Chaque personne va développer des goûts particuliers, des préférences spécifiques suivant ses apprentissages et ses expériences. Certains développeront une sensualité, d'autres une sexualité plus animale. Le perfectionnisme peut intervenir comme un moteur dans cette recherche. "Mais ce moteur peut s'emballer, avec un risque : toujours chercher plus", explique Joëlle Mignot.
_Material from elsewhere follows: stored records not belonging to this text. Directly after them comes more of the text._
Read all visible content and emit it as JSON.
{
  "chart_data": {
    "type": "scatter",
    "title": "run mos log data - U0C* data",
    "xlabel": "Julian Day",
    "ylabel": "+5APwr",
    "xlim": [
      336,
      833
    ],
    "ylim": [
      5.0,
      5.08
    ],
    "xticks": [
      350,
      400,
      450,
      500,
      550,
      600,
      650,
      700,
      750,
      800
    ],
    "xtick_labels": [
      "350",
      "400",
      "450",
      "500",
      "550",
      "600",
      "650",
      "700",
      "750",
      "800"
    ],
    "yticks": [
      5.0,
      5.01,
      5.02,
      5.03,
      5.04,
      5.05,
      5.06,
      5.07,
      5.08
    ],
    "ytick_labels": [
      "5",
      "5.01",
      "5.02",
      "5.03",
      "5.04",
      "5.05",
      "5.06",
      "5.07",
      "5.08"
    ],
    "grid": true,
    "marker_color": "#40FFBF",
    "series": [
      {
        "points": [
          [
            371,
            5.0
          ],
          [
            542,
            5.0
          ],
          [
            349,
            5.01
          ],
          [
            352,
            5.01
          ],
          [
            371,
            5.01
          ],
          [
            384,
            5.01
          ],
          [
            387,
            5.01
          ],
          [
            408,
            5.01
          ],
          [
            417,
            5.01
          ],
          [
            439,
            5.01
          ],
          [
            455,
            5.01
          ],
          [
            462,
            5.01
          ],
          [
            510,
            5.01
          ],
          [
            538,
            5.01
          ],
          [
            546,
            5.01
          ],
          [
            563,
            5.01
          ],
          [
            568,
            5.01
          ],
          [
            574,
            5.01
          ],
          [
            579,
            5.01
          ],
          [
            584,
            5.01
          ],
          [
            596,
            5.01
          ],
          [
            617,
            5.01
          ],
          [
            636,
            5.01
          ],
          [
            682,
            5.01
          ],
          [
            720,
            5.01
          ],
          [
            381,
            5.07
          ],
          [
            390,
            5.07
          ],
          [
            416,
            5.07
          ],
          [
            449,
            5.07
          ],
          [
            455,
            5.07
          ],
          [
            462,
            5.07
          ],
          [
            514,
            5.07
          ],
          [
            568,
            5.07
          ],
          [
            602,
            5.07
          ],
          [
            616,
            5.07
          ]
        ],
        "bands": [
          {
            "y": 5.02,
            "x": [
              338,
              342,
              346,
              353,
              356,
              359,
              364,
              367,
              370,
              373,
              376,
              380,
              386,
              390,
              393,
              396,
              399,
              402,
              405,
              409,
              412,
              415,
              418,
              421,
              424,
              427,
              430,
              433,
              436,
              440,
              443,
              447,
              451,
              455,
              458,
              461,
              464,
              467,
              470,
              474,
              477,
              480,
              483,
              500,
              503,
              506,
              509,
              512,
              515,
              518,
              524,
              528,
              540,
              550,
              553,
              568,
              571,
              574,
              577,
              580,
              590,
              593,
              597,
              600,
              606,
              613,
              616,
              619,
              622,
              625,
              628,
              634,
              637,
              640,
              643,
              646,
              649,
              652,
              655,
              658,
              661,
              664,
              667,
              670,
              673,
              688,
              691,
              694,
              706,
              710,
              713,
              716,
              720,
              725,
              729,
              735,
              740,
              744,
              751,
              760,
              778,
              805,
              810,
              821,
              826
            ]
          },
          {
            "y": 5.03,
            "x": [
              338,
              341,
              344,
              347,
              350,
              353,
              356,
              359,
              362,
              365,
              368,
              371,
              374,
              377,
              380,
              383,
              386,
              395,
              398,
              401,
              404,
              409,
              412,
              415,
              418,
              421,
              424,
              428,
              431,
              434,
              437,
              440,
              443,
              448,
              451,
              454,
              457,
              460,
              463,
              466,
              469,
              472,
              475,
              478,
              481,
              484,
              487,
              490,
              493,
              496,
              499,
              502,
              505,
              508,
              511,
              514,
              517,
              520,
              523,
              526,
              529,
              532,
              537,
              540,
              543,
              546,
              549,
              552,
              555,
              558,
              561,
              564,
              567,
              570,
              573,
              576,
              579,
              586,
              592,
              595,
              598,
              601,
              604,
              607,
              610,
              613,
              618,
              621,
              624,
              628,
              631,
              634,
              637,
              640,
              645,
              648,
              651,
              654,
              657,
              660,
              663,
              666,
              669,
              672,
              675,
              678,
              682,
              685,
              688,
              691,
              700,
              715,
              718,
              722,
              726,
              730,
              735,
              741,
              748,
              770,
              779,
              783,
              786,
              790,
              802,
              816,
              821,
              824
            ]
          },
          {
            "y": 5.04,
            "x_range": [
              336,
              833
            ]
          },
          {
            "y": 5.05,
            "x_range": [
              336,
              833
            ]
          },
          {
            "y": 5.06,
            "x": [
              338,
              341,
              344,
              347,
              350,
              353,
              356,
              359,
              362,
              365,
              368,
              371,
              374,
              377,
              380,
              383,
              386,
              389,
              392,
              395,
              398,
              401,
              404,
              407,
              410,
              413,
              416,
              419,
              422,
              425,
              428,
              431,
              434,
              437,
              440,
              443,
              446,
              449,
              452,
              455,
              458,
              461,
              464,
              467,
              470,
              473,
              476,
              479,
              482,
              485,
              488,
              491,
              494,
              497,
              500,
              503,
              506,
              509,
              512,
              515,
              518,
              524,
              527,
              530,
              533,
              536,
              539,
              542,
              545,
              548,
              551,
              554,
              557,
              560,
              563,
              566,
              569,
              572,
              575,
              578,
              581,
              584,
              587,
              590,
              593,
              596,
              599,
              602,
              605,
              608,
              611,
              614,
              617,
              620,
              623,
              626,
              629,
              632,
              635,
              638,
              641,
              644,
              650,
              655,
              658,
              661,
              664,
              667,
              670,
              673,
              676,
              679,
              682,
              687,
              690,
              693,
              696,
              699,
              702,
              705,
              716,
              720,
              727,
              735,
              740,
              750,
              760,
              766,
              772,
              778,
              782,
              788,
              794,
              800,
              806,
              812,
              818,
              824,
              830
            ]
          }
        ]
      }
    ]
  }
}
Comment sortir du perfectionnisme ?

L'amélioration de la situation passe par le dialogue. Mais il peut être difficile avec un perfectionniste, qui redoute d'être vulnérable en abandonnant ses normes. Et un perfectionniste a rarement conscience de son "travers" d'après la sexologue. La (ou le) partenaire peut alors lui suggérer gentiment que la vie sexuelle s'enrichirait sans doute de davantage de spontanéité. Une autre option est d'inviter les jeux de rôle dans la chambre : la partenaire prend le pouvoir et dirige les rapports, qui seront moins codifiés et plus surprenants. Cette alternative a le mérite de lui faire du bien en augmentant sa confiance sexuelle, et de faire découvrir au partenaire l'excitation de ne pas être en charge du déroulement du rapport. S'il l'accepte…

On peut aussi proposer à son partenaire de consulter. "Au départ, les patients ne viennent pas pour leur perfectionnisme, ils n'en ont pas conscience, estime Joëlle Mignot. En parlant, on se rend compte qu'ils se sont mis dans un système dont ils sont prisonniers." Et pour en sortir, la thérapeute fait prendre conscience du caractère vivant de la sexualité, comme se nourrir ou dormir. "On ne dort pas toujours pareil, on ne mange pas pareil, il y a aussi une variabilité dans la sexualité qu'il faut accepter, constate la sexologue. Et cela dédramatise beaucoup la faille. Alors plus c'est vivant, mieux c'est pour eux !" Le thérapeute travaille donc avec son patient pour voir de quelle façon dont ils peuvent faire autrement, en adaptant à leur façon d'être. Les techniques comme l'hypnose ou la relaxation sont intéressantes parce qu'elles ouvrent le champ des possibles, qui est rétréci chez le perfectionniste. Elles aident à modifier le mode de fonctionnement, et à réinjecter de la spontanéité et du vivant dans la sexualité…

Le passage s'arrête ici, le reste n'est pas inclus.